# Ice



## paddler (Jul 17, 2009)

Anybody been out since the cold arrived? How's the ice? Breakable? Walkable? Inquiring minds want to know.


----------



## utahgolf (Sep 8, 2007)

I'm sure it's patchy out there, bet the big water is still open and some of the small potholes are freezing up. it's suppose to hit 45 on wednesday but chill back down. I bet by the end of the weekend is when the big units will have ice but not sure how walkable it would be.


----------



## Sprig Kennels (Jan 13, 2009)

most everything at public is froze up. no open water at all from what i can see. everything froze up overnight. i would guess salt creek and the refuge would be the same.


----------



## tkjwonta (Jan 20, 2010)

Was out at farmington today, the smaller ponds were mostly covered with a very thin sheet of ice, definitely not walkable. The bigger water was wide open.


----------



## paddler (Jul 17, 2009)

I have noticed that Public and Salt Creek freeze before FB. I drove by all three recently, the northen areas were 8F-10F colder. Even stranger, while putting my canoe back on the car a few days ago, there was ice forming on it. But the thermometer in my car read 35F.
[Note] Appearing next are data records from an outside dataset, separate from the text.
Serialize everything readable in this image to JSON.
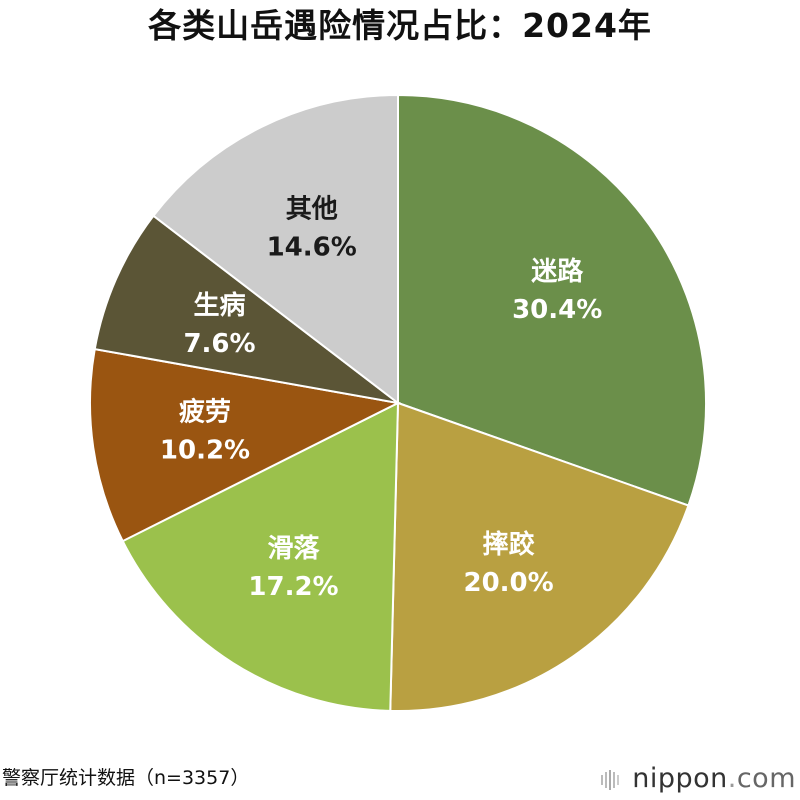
{
  "chart_data": {
    "type": "pie",
    "title": "各类山岳遇险情况占比：2024年",
    "slices": [
      {
        "label": "迷路",
        "value": 30.4,
        "display": "30.4%",
        "color": "#6b8f4a",
        "text_color": "#ffffff"
      },
      {
        "label": "摔跤",
        "value": 20.0,
        "display": "20.0%",
        "color": "#b9a041",
        "text_color": "#ffffff"
      },
      {
        "label": "滑落",
        "value": 17.2,
        "display": "17.2%",
        "color": "#9bc14c",
        "text_color": "#ffffff"
      },
      {
        "label": "疲劳",
        "value": 10.2,
        "display": "10.2%",
        "color": "#9a5511",
        "text_color": "#ffffff"
      },
      {
        "label": "生病",
        "value": 7.6,
        "display": "7.6%",
        "color": "#5b5536",
        "text_color": "#ffffff"
      },
      {
        "label": "其他",
        "value": 14.6,
        "display": "14.6%",
        "color": "#cccccc",
        "text_color": "#1a1a1a"
      }
    ],
    "start": "12 o'clock",
    "direction": "clockwise",
    "legend": "none"
  },
  "footer": {
    "source": "警察厅统计数据（n=3357）",
    "brand_name": "nippon",
    "brand_dot": ".",
    "brand_tld": "com",
    "brand_icon": "bars-logo-icon"
  }
}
Did you see how thick the ice was up north? How much snow is on the dikes at FB?


----------



## tkjwonta (Jan 20, 2010)

Just a dusting of snow on the dikes at FB as of this afternoon


----------



## Sprig Kennels (Jan 13, 2009)

paddler213 said:


> Did you see how thick the ice was up north?


I didnt get out and check the ice. it can only be a couple days old since i was out there saturday and no ice then so it cant be too thick. I would highly doubt it is safe to walk on.


----------



## paddler (Jul 17, 2009)

Yep. HC was wide open a few days ago. This is that tweener time.


----------



## avidhntr3 (Sep 26, 2007)

paddler213 said:


> This is that tweener time.


Sad thing is that tweener time should have been a few weeks ago! Give me more ice!!!


----------



## Fowlmouth (Oct 4, 2008)

Ice on all units at Farmington Bay this morning. 1/4"-3/4" but most of it melted off by afternoon. There was still some ice on unit 1 tonight.


----------



## Cdragon (Nov 26, 2007)

So I've only hunted the BRBR once.... a few weeks ago. How different will it be by this weekend with the ice forming? We hunted in Unit 2. I guess we will have to stick to the big water?

Thanks for any input,
Cdragon


----------



## paddler (Jul 17, 2009)

There can't be much ice around now, given the south wind today and temp of 46F. I'll be hunting chukars tomorrow.


----------